Sramana Mitra; It sounds like that’s where you’ve done a huge amount of innovation and thinking to really optimize the process of pre-sending.
Abraham Gutman: Yes. That is precisely what has happened. Let’s talk for one second about delays in clinical trials. Take a big drug. Let’s say Lipitor before it went generic. Lipitor was generating about $15 billion a year in revenue. In order to take a drug from concept to submission to the FDA , it takes 10 years and costs over a billion dollars. Before you do this, the first thing that you do is patent your drug. The patent is for 20 years but the clock begins ticking when the first trial begins. Those 10 years of clinical trials are eating away at your patent. A clinical trial delaying the release of a drug by one year, in the case of Lipitor, would have cost $15 billion. That’s very significant.

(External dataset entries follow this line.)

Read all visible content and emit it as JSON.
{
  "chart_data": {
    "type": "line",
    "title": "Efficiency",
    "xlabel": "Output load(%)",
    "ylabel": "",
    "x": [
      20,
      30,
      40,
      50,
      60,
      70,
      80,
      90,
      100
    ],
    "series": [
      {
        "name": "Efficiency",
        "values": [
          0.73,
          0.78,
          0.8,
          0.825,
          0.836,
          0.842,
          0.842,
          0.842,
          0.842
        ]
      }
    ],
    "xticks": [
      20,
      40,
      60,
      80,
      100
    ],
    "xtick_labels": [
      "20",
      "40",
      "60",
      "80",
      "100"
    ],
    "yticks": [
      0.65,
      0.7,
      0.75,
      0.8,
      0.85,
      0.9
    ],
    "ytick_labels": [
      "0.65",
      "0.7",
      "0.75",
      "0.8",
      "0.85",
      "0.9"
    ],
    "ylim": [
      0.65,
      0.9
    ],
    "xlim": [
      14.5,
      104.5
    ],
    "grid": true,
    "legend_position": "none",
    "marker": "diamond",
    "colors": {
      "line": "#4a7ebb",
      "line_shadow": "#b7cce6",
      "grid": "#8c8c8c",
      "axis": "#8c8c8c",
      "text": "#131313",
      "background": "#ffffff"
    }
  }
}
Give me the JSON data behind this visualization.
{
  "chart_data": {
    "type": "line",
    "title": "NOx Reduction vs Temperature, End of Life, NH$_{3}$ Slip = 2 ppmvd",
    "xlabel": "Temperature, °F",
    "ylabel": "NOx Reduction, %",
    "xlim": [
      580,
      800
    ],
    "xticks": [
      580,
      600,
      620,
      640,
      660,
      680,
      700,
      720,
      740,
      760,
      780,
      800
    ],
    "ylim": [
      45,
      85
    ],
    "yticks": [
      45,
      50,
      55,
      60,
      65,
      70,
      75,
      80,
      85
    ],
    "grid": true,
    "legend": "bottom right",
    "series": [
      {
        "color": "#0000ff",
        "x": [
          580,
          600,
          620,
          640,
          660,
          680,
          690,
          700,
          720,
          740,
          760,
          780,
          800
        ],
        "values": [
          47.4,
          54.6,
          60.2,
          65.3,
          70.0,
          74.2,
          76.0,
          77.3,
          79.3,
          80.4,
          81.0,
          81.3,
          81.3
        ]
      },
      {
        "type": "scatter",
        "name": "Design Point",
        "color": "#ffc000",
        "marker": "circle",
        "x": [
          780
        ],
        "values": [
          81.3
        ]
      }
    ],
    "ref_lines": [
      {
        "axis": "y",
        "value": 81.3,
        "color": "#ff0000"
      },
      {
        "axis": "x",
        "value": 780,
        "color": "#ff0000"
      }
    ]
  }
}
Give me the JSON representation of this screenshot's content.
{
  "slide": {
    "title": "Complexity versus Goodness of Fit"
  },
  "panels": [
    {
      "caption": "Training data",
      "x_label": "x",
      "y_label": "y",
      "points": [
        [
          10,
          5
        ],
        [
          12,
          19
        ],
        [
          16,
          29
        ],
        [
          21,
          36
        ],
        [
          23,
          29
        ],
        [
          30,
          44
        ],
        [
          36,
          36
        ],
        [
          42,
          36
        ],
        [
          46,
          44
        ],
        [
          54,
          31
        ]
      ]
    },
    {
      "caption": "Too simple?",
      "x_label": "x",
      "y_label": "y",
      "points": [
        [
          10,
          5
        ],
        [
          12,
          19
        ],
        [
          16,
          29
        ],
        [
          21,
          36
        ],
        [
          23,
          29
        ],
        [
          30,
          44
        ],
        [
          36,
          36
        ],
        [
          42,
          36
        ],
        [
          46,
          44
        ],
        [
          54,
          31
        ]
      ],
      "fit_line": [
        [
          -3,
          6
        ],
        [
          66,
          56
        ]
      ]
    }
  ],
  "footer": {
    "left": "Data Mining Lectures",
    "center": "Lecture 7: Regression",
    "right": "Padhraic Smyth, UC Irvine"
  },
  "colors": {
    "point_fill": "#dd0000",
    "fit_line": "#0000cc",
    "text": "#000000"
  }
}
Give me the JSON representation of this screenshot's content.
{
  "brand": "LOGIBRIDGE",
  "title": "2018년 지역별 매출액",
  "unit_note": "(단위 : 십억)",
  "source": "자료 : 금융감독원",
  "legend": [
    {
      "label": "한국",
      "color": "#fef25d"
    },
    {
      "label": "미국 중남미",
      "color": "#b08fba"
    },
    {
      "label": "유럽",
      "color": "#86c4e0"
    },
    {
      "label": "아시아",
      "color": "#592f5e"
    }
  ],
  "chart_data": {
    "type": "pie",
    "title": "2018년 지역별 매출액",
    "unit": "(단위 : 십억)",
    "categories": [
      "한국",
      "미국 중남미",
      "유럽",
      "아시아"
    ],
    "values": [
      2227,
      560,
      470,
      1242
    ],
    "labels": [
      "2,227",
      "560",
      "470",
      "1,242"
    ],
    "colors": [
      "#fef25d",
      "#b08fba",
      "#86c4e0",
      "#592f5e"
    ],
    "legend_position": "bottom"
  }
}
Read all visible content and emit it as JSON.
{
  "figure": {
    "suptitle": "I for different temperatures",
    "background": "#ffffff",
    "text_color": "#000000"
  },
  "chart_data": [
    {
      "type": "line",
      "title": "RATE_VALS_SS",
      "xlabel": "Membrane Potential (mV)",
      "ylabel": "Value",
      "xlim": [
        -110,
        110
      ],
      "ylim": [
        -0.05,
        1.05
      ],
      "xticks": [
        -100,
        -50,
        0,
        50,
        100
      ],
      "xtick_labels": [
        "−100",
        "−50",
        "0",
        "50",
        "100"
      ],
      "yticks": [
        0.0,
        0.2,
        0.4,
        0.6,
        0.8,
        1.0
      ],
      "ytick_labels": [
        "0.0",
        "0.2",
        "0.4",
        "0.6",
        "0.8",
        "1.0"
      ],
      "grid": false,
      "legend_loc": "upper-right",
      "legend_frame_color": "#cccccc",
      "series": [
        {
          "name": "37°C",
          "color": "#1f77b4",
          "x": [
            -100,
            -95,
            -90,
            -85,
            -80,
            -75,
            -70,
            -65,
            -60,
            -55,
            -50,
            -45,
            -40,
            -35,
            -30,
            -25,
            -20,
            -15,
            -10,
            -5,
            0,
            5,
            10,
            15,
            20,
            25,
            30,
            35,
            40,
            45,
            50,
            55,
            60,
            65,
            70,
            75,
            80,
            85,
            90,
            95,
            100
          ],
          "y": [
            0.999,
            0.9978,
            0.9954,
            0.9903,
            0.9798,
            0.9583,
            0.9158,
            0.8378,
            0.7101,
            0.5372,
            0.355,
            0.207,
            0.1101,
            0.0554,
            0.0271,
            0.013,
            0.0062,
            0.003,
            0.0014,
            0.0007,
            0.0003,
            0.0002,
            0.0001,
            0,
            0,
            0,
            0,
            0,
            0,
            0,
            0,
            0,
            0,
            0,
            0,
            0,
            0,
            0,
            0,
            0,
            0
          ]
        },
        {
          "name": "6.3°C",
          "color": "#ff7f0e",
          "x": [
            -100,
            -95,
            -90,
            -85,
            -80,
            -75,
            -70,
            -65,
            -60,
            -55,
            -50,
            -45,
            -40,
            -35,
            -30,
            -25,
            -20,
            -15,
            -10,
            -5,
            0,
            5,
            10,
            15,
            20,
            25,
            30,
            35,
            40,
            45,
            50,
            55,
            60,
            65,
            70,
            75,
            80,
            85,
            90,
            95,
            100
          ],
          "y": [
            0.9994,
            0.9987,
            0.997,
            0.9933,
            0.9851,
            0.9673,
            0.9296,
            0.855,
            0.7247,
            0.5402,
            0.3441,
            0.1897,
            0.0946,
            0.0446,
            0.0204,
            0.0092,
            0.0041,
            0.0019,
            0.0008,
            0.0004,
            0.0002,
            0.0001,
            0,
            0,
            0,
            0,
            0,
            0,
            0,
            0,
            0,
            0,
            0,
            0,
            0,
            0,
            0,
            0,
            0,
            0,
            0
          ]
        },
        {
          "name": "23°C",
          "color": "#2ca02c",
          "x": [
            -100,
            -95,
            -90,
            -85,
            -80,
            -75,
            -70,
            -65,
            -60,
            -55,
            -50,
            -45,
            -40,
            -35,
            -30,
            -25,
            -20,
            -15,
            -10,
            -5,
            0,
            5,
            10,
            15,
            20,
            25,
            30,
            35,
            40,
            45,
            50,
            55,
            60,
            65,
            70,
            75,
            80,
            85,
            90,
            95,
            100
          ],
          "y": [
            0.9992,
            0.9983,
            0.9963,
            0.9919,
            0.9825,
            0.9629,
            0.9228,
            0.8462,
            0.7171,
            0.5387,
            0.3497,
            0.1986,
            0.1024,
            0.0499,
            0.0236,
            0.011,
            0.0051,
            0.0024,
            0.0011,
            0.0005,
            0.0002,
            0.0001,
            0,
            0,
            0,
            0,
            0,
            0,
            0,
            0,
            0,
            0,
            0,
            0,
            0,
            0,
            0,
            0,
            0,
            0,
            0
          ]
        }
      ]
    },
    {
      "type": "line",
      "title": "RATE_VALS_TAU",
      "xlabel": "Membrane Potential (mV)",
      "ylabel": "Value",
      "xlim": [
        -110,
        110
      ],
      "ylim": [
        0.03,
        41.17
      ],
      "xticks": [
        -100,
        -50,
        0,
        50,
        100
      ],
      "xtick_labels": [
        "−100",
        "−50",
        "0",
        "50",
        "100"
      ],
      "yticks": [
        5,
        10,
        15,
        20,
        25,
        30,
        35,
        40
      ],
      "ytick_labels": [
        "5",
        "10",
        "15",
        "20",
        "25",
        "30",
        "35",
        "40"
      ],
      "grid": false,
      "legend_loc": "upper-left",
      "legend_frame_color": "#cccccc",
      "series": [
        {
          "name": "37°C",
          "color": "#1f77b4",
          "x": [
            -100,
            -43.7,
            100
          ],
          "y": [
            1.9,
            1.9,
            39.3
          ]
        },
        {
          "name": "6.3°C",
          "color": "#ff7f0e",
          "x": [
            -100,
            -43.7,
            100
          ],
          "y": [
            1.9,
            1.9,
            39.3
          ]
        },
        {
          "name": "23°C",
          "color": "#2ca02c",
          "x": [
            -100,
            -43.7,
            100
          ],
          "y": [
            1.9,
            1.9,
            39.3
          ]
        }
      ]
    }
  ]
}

Sramana Mitra: Wow! It’s very significant. Given that level of impact, how are you compensated? How much of that value are you able to extract from your pricing?
Abraham Gutman: Let me just say it’s not in the billions.
Sramana Mitra: I imagine not. It’s in the tens of million I hope.
Abrahama Gutman: It’s a little under 10 at this point. We’re working in imaging. Imaging constitutes roughly 20% of all clinical trials. There’s another 80% of trials that don’t involve imaging. We are only in the imaging clinical trial space. That makes it smaller.
Sramana Mitra: Nonetheless, it’s a very interesting way of approaching the problem. You cracked something significant.